Muzani mengatakan aspirasi yang disampaikan masyarakat dalam setiap kunjungan telah disampaikan langsung ke Presiden Prabowo Subianto. Aspirasi itu di antaranya terkait pembangunan hunian sementara bagi para pengungsi, pembangunan jalan nasional, jalan provinsi, pemulihan layanan listrik, hingga gas 3 Kg yang susah diperoleh.
"Semua itu kami sampaikan kepada Presiden sepulang dari Aceh, dan hampir seluruhnya apa yang disampaikan oleh para tokoh masyarakat, para Bupati kepada kami, sekarang ini pelan-pelan sudah mulai dipulihkan. Jalanan transportasi dari Banda Aceh sampai Medan mulai bagus, transportasi dari Banda Aceh sampai kabupaten-kabupaten mulai tersambung," kata Muzani.
"Listrik, Pak Tito tadi mengabarkan kepada kami sudah 99%, yang belum kurang lebih 23 desa di Aceh karena topografi dan lokasinya sangat berat sehingga memerlukan waktu untuk bisa nyala di sana," imbuhnya.
Muzani mengatakan Indonesia merupakan bangsa yang selalu optimis. Dia berterima kasih kepada para ulama yang terus menyebarkan optimisme.
"Kami menyampaikan terima kasih yang amat besar kepada para ulama, para kiai, para abu, para masyayikh, para ustaz, para nyai yang terus-menerus tanpa henti menyampaikan kabar optimisme ini tentang musibah-musibah itu," ujarnya.
Muzani meyakini kondisi Aceh semakin membaik usai bencana. Dia mengatakan sakit Aceh juga sakit di Jakarta.
"Hadirin yang saya hormati, kedatangan kami inilah yang menyebabkan Aceh masih optimis. Inilah yang menyebabkan rakyat Aceh masih yakin masa depan itu masih gemilang karena adanya dari tuan-tuan guru, dari para mualim, dari para dayah, pimpinan dayah, para Abu," ujar Muzani.
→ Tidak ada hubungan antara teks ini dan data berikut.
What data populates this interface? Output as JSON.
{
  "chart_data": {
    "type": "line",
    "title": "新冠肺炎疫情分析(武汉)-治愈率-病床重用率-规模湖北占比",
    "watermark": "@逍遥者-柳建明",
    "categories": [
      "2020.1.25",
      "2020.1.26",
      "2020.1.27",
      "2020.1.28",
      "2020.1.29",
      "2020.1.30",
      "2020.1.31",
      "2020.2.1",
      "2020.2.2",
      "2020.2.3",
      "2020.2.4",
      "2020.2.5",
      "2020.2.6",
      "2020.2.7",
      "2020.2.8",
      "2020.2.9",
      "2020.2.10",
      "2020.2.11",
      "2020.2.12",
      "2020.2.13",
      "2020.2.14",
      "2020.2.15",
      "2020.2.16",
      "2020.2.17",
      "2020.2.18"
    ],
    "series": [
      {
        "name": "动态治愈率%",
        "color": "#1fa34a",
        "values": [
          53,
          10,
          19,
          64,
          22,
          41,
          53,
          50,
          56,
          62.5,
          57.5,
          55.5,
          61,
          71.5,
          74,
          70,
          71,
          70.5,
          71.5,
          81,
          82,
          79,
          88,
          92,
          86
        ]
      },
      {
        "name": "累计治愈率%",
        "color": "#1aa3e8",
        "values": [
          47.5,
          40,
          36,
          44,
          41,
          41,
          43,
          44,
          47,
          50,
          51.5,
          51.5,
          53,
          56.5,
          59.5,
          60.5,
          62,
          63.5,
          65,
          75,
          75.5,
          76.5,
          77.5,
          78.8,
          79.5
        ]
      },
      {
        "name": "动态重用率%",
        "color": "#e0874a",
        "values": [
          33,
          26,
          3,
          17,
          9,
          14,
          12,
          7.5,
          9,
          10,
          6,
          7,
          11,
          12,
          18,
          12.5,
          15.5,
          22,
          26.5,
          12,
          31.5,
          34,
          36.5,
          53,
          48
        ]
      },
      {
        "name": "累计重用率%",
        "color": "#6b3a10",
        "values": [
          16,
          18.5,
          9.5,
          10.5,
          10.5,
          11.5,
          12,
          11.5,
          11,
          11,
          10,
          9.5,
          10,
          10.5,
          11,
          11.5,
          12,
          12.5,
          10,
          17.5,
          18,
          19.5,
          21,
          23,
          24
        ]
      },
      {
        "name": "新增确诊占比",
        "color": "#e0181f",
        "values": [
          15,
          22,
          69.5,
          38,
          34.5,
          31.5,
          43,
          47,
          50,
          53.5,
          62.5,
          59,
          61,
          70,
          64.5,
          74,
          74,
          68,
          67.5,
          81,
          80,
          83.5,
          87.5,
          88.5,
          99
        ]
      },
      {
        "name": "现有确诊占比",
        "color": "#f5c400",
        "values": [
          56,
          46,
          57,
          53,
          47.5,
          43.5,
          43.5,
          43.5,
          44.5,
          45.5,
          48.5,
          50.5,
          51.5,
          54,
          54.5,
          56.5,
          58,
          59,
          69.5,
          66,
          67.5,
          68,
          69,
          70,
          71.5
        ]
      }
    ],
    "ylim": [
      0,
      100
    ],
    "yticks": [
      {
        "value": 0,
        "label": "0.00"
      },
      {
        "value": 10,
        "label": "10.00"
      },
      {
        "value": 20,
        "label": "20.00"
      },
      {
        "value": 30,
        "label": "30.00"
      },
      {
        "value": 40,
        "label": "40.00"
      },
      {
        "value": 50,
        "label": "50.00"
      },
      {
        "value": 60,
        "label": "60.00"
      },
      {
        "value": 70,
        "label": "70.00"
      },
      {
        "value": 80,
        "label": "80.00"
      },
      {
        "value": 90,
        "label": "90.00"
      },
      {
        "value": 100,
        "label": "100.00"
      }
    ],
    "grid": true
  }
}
"Inilah yang menyebabkan optimisme. Kenapa? Dan optimisme orang Aceh itu optimisme kami. Sakit Aceh, sakit kita yang ada di Jakarta. Jadi inilah cara kita menguatkan rakyat, cara kita menguatkan masyarakat, cara kita menguatkan umat," imbuhnya.
Dalam kunjungan ini, Muzani ditemani Mendagri Tito Karnavian, Wakil Gubernur Aceh Fadhlullah atau Dek Fadh. Kemudian, ada juga Wakil Ketua MPR RI Hidayat Nur Wahid (HNW) dan Edhie Baskoro Yudhoyono (Ibas).